図４から図６は、本発明の実施の形態１に係る画像生成方法を示すフローチャートである。なお、後に詳しく説明するように、図４は画像データDGと画像のキャプションデータDLから画像認識用深層ニューラルネットワーク部２の最適化学習を行う第一の学習フェーズを示し、図５は画像データDGと脳活動データDを使って変換切り替え部３の最適化学習を行う第二の学習フェーズを示す。また、図６は脳活動データDのみを用いる実行フェーズを示す。 4 to 6 are flowcharts showing an image generation method according to Embodiment 1 of the present invention. As will be described in detail later, FIG. 4 shows a first learning phase in which optimization learning of the image recognition deep neural network unit 2 is performed from image data DG and image caption data DL, and FIG. 5 shows image data DG. And a second learning phase in which the optimization learning of the conversion switching unit 3 is performed using the brain activity data D. FIG. 6 shows an execution phase using only brain activity data D.
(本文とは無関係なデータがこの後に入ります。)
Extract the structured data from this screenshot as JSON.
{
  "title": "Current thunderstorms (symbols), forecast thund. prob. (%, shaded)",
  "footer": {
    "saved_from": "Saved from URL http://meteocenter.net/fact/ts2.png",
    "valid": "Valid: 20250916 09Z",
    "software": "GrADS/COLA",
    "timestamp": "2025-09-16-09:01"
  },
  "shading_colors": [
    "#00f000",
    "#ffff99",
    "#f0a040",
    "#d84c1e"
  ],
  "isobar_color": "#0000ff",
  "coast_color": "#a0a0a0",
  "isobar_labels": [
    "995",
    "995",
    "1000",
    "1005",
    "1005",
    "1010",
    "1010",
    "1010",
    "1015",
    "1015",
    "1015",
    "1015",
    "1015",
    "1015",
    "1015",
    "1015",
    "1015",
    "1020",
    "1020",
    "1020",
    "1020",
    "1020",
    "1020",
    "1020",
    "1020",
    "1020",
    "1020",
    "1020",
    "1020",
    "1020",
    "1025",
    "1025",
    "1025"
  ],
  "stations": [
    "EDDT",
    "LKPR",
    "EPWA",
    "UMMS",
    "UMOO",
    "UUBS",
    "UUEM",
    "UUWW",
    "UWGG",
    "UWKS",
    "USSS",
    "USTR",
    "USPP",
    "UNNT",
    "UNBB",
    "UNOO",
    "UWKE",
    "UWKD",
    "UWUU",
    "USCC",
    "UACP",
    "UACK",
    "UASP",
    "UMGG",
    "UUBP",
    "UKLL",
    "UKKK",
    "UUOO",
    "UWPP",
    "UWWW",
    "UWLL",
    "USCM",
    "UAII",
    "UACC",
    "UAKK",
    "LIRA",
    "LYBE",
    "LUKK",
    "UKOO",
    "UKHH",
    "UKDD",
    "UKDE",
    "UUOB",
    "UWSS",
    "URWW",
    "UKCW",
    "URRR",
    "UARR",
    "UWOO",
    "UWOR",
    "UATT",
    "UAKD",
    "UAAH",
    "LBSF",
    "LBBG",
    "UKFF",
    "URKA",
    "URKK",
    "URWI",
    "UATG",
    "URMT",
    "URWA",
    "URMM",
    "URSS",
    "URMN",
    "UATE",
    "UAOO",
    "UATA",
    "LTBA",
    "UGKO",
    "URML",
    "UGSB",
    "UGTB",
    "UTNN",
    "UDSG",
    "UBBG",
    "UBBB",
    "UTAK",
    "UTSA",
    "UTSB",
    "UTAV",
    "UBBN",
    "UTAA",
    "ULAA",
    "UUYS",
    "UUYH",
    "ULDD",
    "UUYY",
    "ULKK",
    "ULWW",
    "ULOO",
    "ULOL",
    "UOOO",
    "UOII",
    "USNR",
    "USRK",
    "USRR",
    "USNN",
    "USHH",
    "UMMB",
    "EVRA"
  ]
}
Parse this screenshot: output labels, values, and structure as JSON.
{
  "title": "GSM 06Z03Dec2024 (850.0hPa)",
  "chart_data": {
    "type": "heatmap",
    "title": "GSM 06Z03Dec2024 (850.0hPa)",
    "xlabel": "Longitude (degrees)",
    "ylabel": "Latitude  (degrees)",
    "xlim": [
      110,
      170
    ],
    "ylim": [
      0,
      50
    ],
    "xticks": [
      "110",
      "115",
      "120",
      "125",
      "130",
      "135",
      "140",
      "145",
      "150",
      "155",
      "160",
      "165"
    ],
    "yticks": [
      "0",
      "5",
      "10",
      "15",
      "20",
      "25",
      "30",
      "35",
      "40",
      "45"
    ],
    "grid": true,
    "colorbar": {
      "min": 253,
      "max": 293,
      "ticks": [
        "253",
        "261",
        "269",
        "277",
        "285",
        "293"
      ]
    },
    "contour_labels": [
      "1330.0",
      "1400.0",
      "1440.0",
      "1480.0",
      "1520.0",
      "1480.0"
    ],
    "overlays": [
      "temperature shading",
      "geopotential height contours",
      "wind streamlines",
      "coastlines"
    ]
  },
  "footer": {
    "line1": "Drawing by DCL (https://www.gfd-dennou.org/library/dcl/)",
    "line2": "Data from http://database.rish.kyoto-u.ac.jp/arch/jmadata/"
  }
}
以下においては、図１に示された画像生成装置１を用いて図４から図６に示された画像生成方法を実行する場合を一例として説明するが、本方法は図１に示された画像生成装置１を用いて行う場合に限られず、他の手段を用いて実行されても良いことは言うまでもない。 In the following, a case where the image generation method shown in FIGS. 4 to 6 is executed by using the image generation apparatus 1 shown in FIG. 1 will be described as an example. Needless to say, the present invention is not limited to the case of using the generation apparatus 1 and may be executed using other means.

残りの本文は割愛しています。